WORKPACKAGE 4: Licensing report, 6 June 2012 – 28 September 2012
Objective: This small but important work package will examine the licensing options available for SKOS-HASSET, comparing various open licences and building on the work of the JISC Digital Infrastructure Team and the UK Data Archive, and referring to the work of the Naomi Korn Copyright Consultancy.
1. Compare licences which could be used in relation to SKOS-HASSET, including the JISC Model Licence, the JISC Open Educational User Licence v 1.0, Open Data Commons, Open Government Data Licence and Creative Commons. The Creative Commons compatibility wizards will also be used. Make recommendations for which licence model to employ.
Deliverable: WP4.D1: Licence recommendation report.
WORKPACKAGE 5: User communication and engagement, 4 June 2012 – 31 January 2013
Objective: to communicate, engage and seek input from the stakeholder and user communities, including funders, existing HASSET/ELSST users, potential users, text miners and thesaurus developers/information scientists.
- A webinar for up to 100 people at a time will be staged to showcase and answer questions on the thesaurus product and its automated indexing capabilities. Gotowebinar will be used (for which the Archive already has a licence). Accompanying user guidance will be written and made available. The webinar will be evaluated and the results reported.
- A regularly-updated project website and online blog plus newsletter will be created to share all developments and work with the wider community. All lessons learned will be evaluated as the project progresses and communicated, via the blog/newsletter.
- A printed and downloadable A5 leaflet will be created, publicising the advances made by the project, and encouraging uptake in the community.
- A virtual user forum will be set up, based on the list of existing HASSET users, with regular JISCmail communications / webinars planned for the future. This user forum will be expanded through active promotion of the project work. An email list will be set up and the user forum will be consulted about developments in a timely manner. Part of the sustainability work of this project will be to gain wider community involvement in the development of HASSET.
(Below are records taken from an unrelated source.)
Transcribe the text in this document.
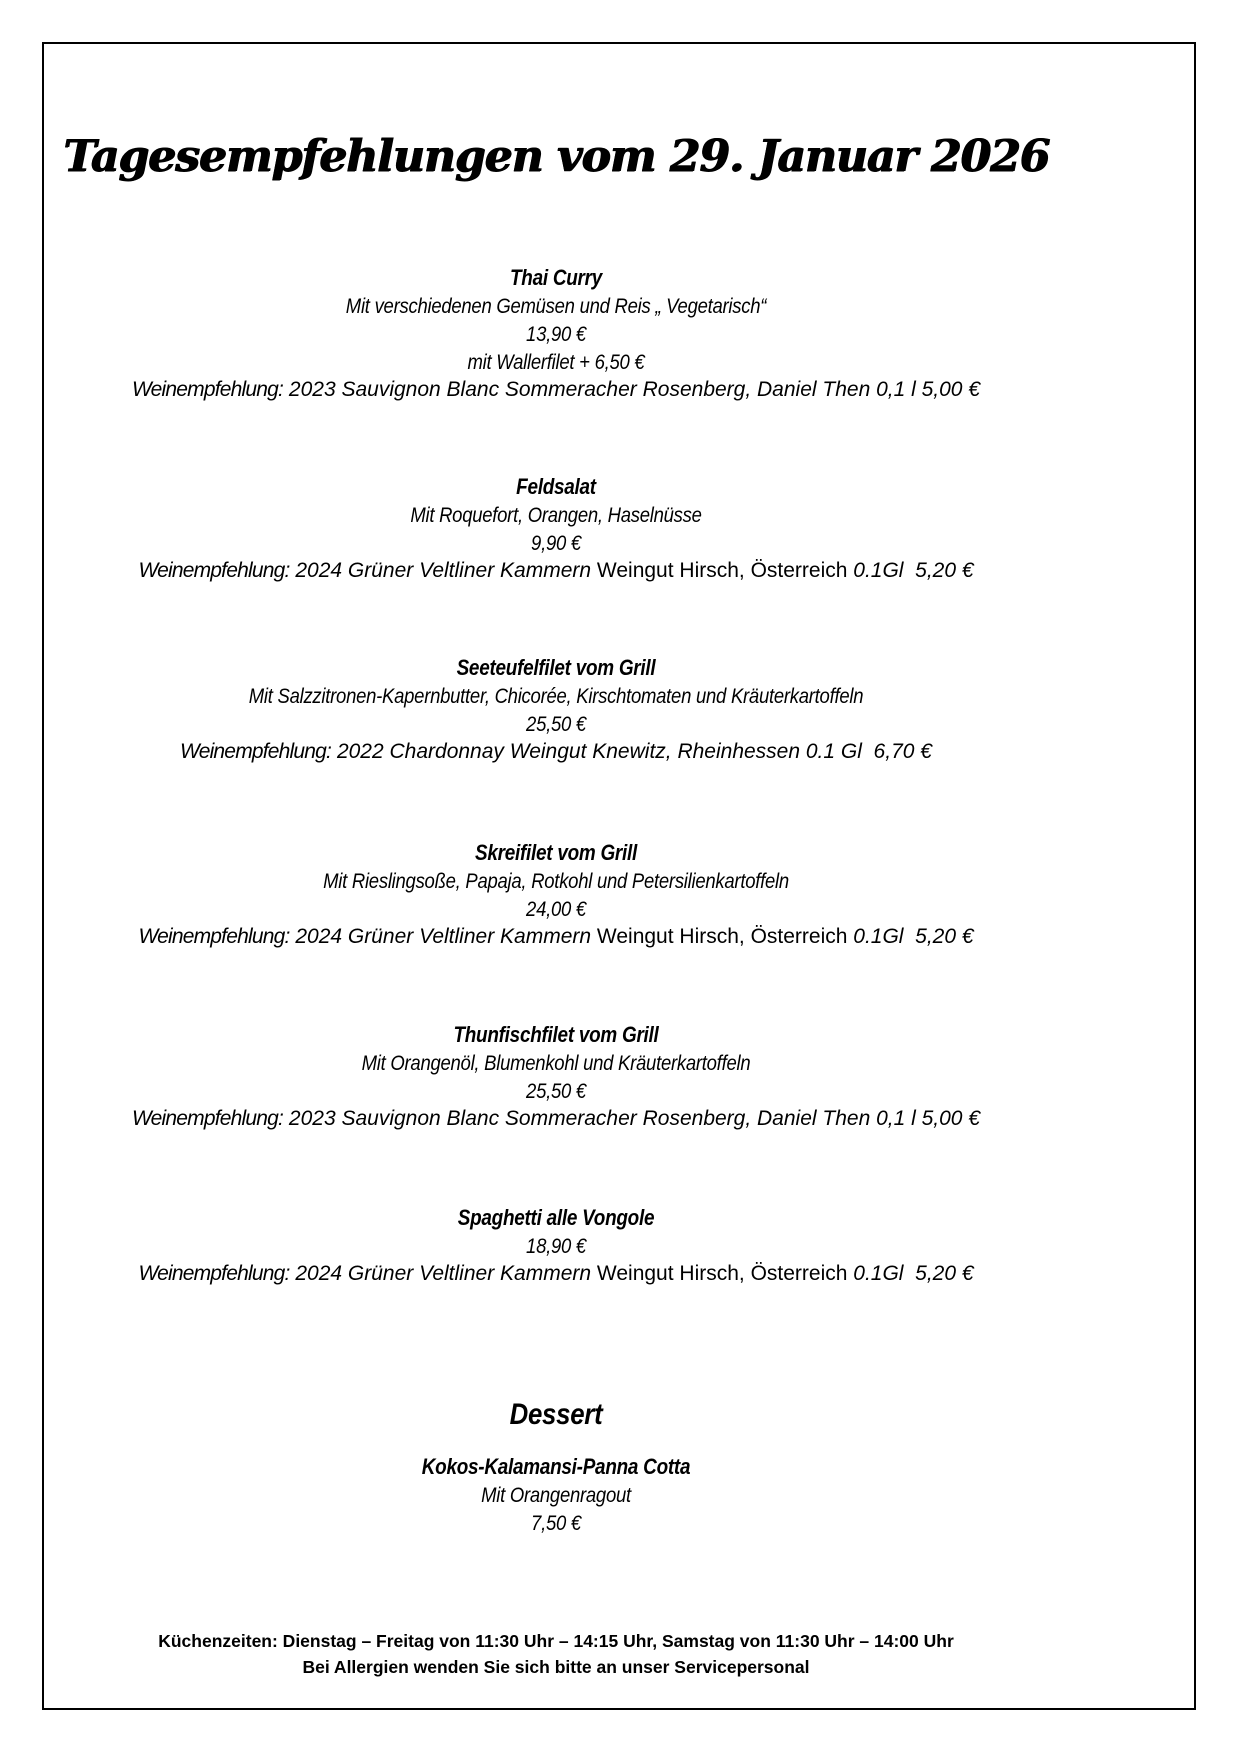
Tagesempfehlungen vom 29. Januar 2026
Thai Curry
Mit verschiedenen Gemüsen und Reis „ Vegetarisch“
13,90 €
mit Wallerfilet + 6,50 €
Weinempfehlung: 2023 Sauvignon Blanc Sommeracher Rosenberg, Daniel Then 0,1 l 5,00 €
Feldsalat
Mit Roquefort, Orangen, Haselnüsse
9,90 €
Weinempfehlung: 2024 Grüner Veltliner Kammern Weingut Hirsch, Österreich 0.1Gl  5,20 €
Seeteufelfilet vom Grill
Mit Salzzitronen-Kapernbutter, Chicorée, Kirschtomaten und Kräuterkartoffeln
25,50 €
Weinempfehlung: 2022 Chardonnay Weingut Knewitz, Rheinhessen 0.1 Gl  6,70 €
Skreifilet vom Grill
Mit Rieslingsoße, Papaja, Rotkohl und Petersilienkartoffeln
24,00 €
Weinempfehlung: 2024 Grüner Veltliner Kammern Weingut Hirsch, Österreich 0.1Gl  5,20 €
Thunfischfilet vom Grill
Mit Orangenöl, Blumenkohl und Kräuterkartoffeln
25,50 €
Weinempfehlung: 2023 Sauvignon Blanc Sommeracher Rosenberg, Daniel Then 0,1 l 5,00 €
Spaghetti alle Vongole
18,90 €
Weinempfehlung: 2024 Grüner Veltliner Kammern Weingut Hirsch, Österreich 0.1Gl  5,20 €
Dessert
Kokos-Kalamansi-Panna Cotta
Mit Orangenragout
7,50 €
Küchenzeiten: Dienstag – Freitag von 11:30 Uhr – 14:15 Uhr, Samstag von 11:30 Uhr – 14:00 Uhr
Bei Allergien wenden Sie sich bitte an unser Servicepersonal
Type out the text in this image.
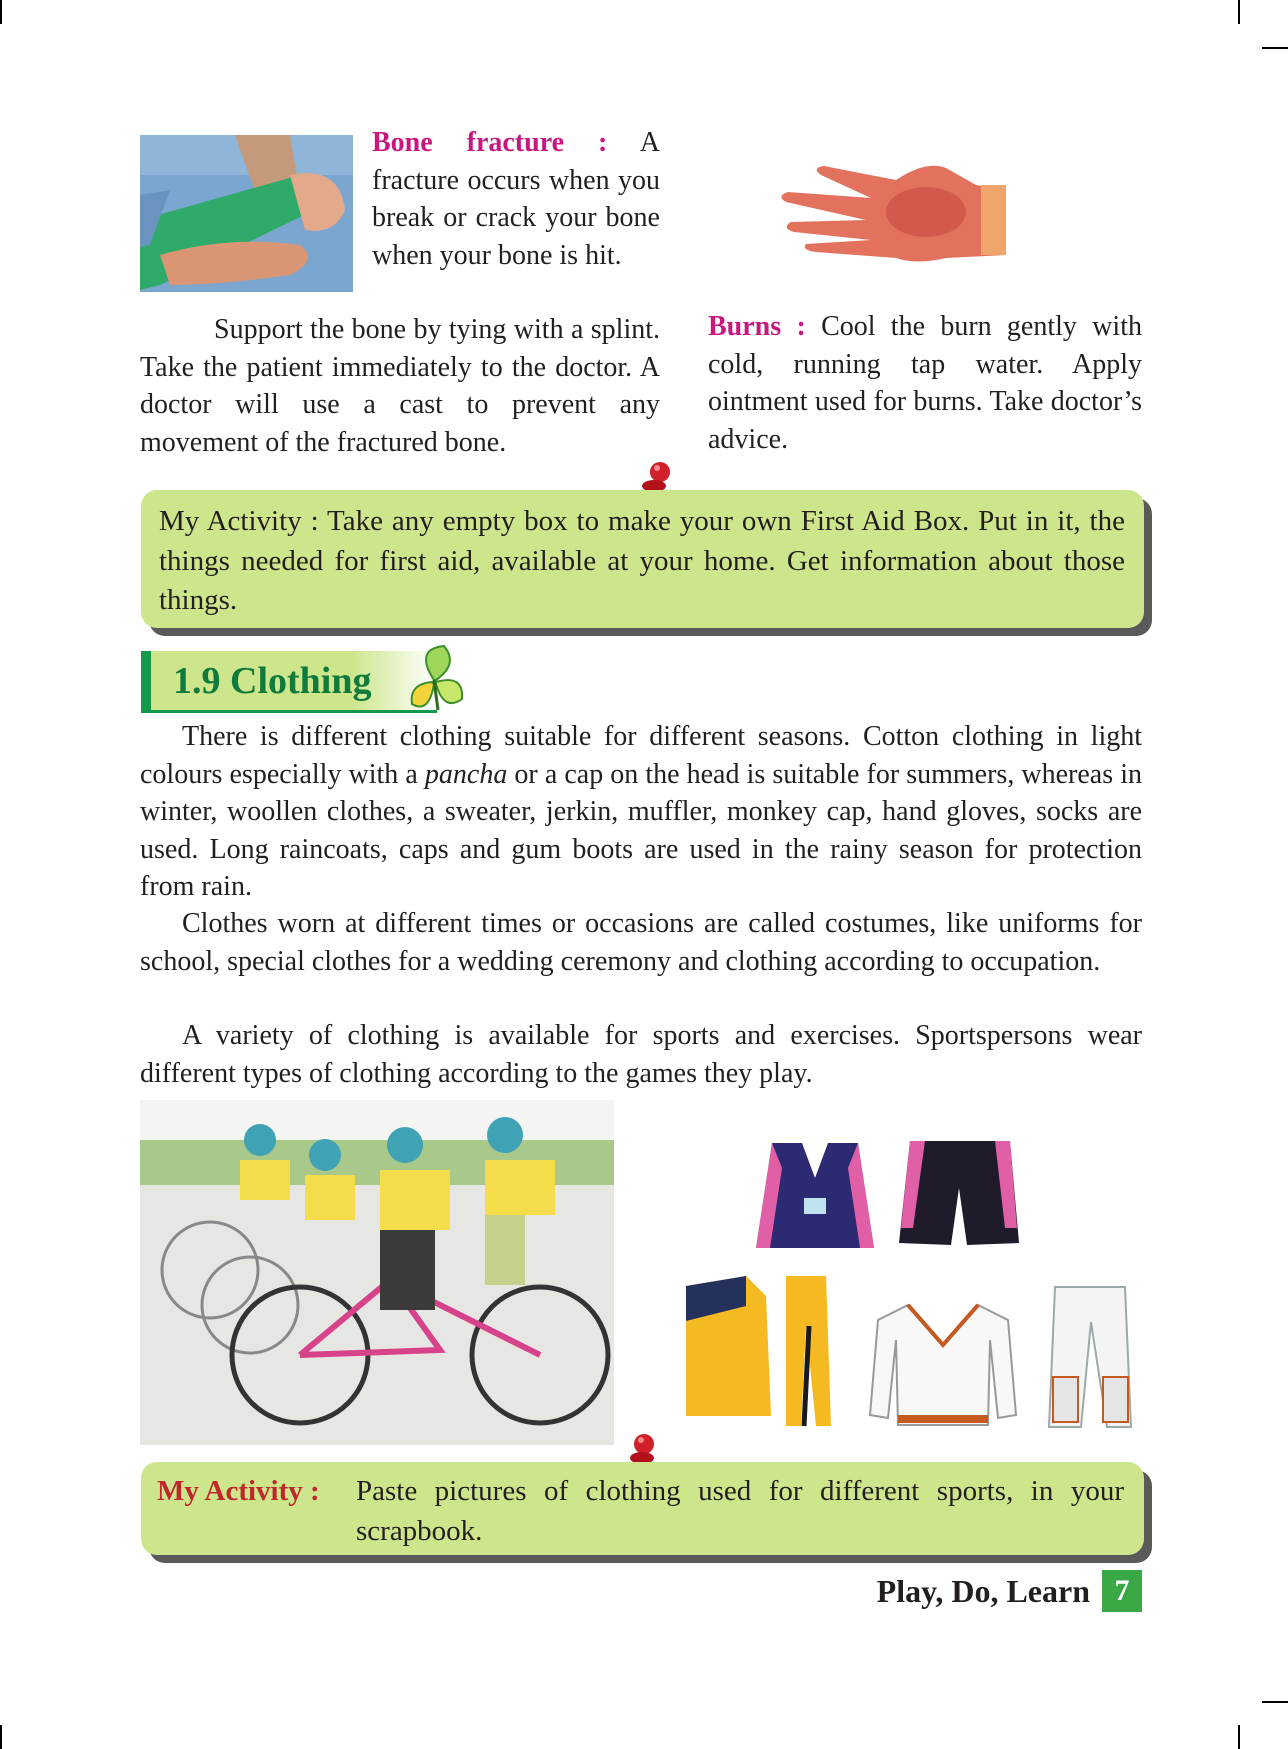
Bone fracture : A fracture occurs when you break or crack your bone when your bone is hit.

Support the bone by tying with a splint. Take the patient immediately to the doctor. A doctor will use a cast to prevent any movement of the fractured bone.

Burns : Cool the burn gently with cold, running tap water. Apply ointment used for burns. Take doctor’s advice.

My Activity : Take any empty box to make your own First Aid Box. Put in it, the things needed for first aid, available at your home. Get information about those things.

1.9 Clothing

There is different clothing suitable for different seasons. Cotton clothing in light colours especially with a pancha or a cap on the head is suitable for summers, whereas in winter, woollen clothes, a sweater, jerkin, muffler, monkey cap, hand gloves, socks are used. Long raincoats, caps and gum boots are used in the rainy season for protection from rain.

Clothes worn at different times or occasions are called costumes, like uniforms for school, special clothes for a wedding ceremony and clothing according to occupation.

A variety of clothing is available for sports and exercises. Sportspersons wear different types of clothing according to the games they play.

My Activity :	Paste pictures of clothing used for different sports, in your scrapbook.

Play, Do, Learn 7
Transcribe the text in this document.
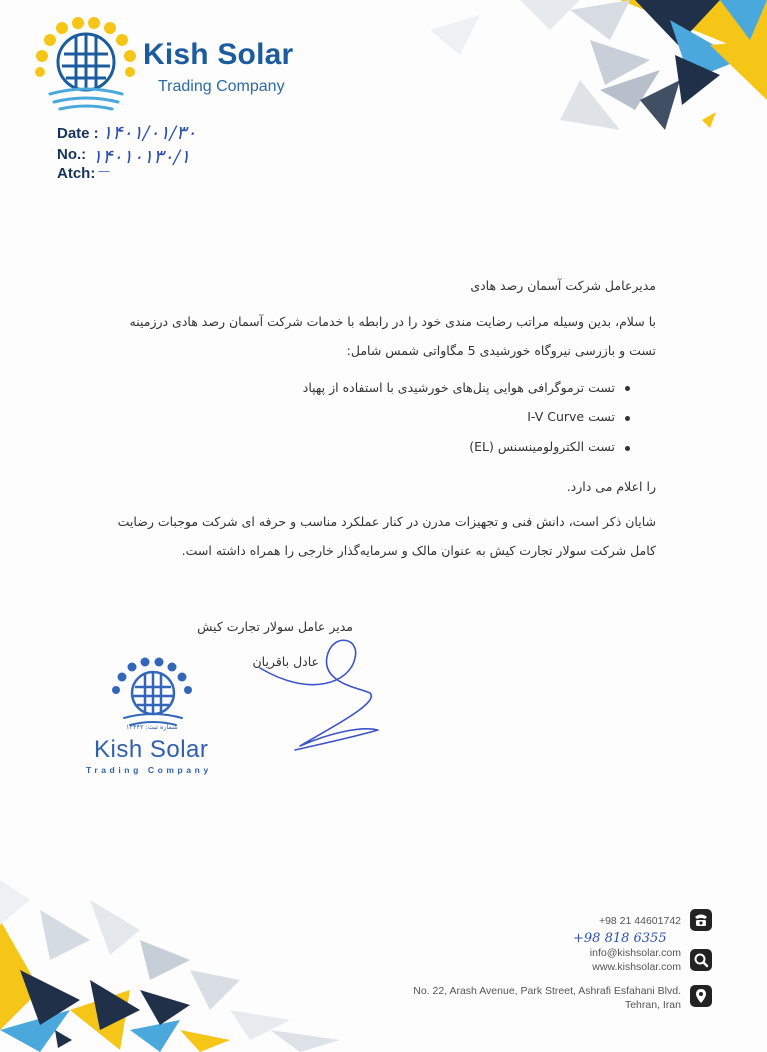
Kish Solar
Trading Company
Date : ۱۴۰۱/۰۱/۳۰
No.: ۱۴۰۱۰۱۳۰/۱
Atch: —
مدیرعامل شرکت آسمان رصد هادی
با سلام، بدین وسیله مراتب رضایت مندی خود را در رابطه با خدمات شرکت آسمان رصد هادی درزمینه
تست و بازرسی نیروگاه خورشیدی 5 مگاواتی شمس شامل:
تست ترموگرافی هوایی پنل‌های خورشیدی با استفاده از پهپاد
تست I-V Curve
تست الکترولومینسنس (EL)
را اعلام می دارد.
شایان ذکر است، دانش فنی و تجهیزات مدرن در کنار عملکرد مناسب و حرفه ای شرکت موجبات رضایت
کامل شرکت سولار تجارت کیش به عنوان مالک و سرمایه‌گذار خارجی را همراه داشته است.
مدیر عامل سولار تجارت کیش
عادل باقریان
شماره ثبت: ۱۲۴۴۲
Kish Solar
Trading Company
+98 21 44601742
+98 818 6355
info@kishsolar.com
www.kishsolar.com
No. 22, Arash Avenue, Park Street, Ashrafi Esfahani Blvd.
Tehran, Iran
- A report, reviewing and assessing all the tasks and techniques applied and collating all the blog posts and lessons learned will be written and submitted to the Programme Manager. WP5.D5: The final project report will synthesise all the work and analyse success.
Deliverables: WP5.D1: SKOS-HASSET and automated indexing webinar prepared, held and evaluated. WP5.D2: Project website, blog and newsletter all set up and populated on a regular basis. WP5.D3: An A5 leaflet will be created and circulated at relevant forums, conferences and seminars. WP5.D4: User forum established, for novice and expert users for knowledge sharing, during the life of the project and after. This will comprise the creation of a list of stakeholders’ email addresses (complying with Data Protection requirements), a JISCmail list and the investigation of the creation of a Wiki, plus regular communications to, and the invitation of responses from, the group. WP5.D5: The final project report will synthesise all the work and analyse success.
Milestones: Website populated. 1st blog released. JISCmail list set up. List of stakeholders contacted. Final draft report submitted.